A partir do PSTU e Luta Mulher propusemos essa tarefa ao movimento e a levamos adiante em locais de trabalho, centros de estudantes, sindicatos e bairros. Por isso diferentes setores, como os trabalhadores da BedTime, promoveram ações. Apesar das centrais sindicais e diferentes sindicatos que preferiram se calar e não convocar absolutamente nenhuma atividade para apoiar a luta. Uma ausência notória foi a das Mulheres Sindicalistas tanto da CGT como das CTAs, que nada fizeram dentro de seus próprios sindicatos para empurrar toda a classe trabalhadora, mulheres e homens, para a luta pela legalização do aborto. Como as centrais sindicais que as representam, elas também são parte do Pacto Social e sentam-se à mesa de negociação com o governo de Fernández, para continuar apoiando-o e bancando suas medidas, por mais insuficientes ou, inclusive antipopulares, que sejam.

Como mencionamos, esta luta deve nos servir como trampolim para conquistar o que precisamos. As mulheres, os setores oprimidos e a classe trabalhadora em seu conjunto. Temos uma luta muito difícil pela frente que é a erradicação da violência contra as mulheres. Só no ano passado foi registrado um feminicídio a cada 29 horas. A violência é uma verdadeira tragédia, para a qual ainda não há respostas precisas por parte do governo.

A luta contra a violência é o caminho a seguir e para isso, assim como precisamos ir fundo para conquistar orçamento, independência econômica para as mulheres, abrigos, trabalho formal, moradia, e demais necessidades, trata-se de uma conquista muito mais profunda. Aqui falta não só leis, que de fato já existem e são letra morta.

Precisamos impor ao Governo Nacional e aos demais governos a prioridade de resolver esta problemática e garantir as condições de vida das mulheres, sobretudo dos setores populares e trabalhadoras. Não bastam fortes declarações contra o “patriarcado”, precisamos de ações e políticas concretas contra a violência machista, para isso temos que dizer não ao Fundo Monetário e colocar todos os recursos do país em função das necessidades dos/as trabalhadores/as acima dos lucros das patronais.

Esta luta de fundo deve ser travada sem quartel com o conjunto da classe, em profunda unidade entre trabalhadoras e trabalhadores, os setores populares, em luta por todas nossas reivindicações. Não há outra maneira de conseguir e temos a força para fazer!

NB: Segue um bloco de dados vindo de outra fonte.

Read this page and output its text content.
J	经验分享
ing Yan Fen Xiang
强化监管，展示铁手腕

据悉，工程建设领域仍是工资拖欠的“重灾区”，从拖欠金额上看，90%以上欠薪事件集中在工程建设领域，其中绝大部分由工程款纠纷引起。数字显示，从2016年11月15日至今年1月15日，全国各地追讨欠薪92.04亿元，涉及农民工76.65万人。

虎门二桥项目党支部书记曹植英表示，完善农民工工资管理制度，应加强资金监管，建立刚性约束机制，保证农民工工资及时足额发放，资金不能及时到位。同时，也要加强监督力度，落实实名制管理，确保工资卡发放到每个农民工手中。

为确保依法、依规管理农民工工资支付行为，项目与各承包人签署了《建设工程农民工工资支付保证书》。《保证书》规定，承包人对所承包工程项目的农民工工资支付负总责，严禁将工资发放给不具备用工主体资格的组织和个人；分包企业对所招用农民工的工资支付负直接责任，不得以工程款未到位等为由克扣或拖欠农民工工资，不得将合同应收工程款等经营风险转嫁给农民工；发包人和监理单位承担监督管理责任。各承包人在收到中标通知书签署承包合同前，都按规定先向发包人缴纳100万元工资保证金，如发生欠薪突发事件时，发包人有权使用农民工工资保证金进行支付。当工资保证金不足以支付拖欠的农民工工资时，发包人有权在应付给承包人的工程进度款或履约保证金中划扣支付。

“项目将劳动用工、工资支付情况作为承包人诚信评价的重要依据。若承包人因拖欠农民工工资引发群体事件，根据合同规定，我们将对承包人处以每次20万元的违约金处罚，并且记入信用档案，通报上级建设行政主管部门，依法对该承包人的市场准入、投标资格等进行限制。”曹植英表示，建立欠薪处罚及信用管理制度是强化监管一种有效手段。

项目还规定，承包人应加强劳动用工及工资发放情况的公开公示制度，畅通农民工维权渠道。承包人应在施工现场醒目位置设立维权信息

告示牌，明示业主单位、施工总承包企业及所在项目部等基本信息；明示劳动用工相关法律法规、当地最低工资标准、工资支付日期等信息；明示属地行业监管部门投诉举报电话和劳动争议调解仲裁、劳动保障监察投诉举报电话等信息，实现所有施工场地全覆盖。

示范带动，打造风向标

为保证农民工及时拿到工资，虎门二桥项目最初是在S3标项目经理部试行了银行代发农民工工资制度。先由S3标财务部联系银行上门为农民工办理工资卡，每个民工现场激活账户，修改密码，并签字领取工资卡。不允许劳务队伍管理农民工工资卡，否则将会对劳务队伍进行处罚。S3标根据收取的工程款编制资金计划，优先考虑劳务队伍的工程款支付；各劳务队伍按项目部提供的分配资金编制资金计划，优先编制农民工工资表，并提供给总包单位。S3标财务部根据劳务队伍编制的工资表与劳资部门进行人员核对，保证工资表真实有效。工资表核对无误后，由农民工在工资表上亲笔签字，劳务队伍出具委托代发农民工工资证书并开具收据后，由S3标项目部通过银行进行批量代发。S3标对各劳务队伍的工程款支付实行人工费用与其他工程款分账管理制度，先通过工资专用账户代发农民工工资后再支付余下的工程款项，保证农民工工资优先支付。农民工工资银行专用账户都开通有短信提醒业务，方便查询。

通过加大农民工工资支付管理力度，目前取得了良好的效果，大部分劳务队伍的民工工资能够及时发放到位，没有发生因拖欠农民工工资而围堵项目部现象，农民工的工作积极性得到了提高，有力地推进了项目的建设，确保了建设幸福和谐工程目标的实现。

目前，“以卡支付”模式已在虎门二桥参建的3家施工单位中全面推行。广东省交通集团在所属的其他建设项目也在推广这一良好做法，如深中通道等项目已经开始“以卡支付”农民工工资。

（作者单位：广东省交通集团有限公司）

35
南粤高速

Devemos unir todas as forças para modificar pela raiz este sistema que mantém, ao conjunto, oprimidos/as e explorados/as. Esta tarefa só pode ser levada adiante por um governo diferente, onde os/as trabalhadores/as e o povo sejam os/as que tenham o poder.

O PSTU e Luta Mulher estão por esse objetivo, e convidamos você também para se somar a esta construção e a esta luta.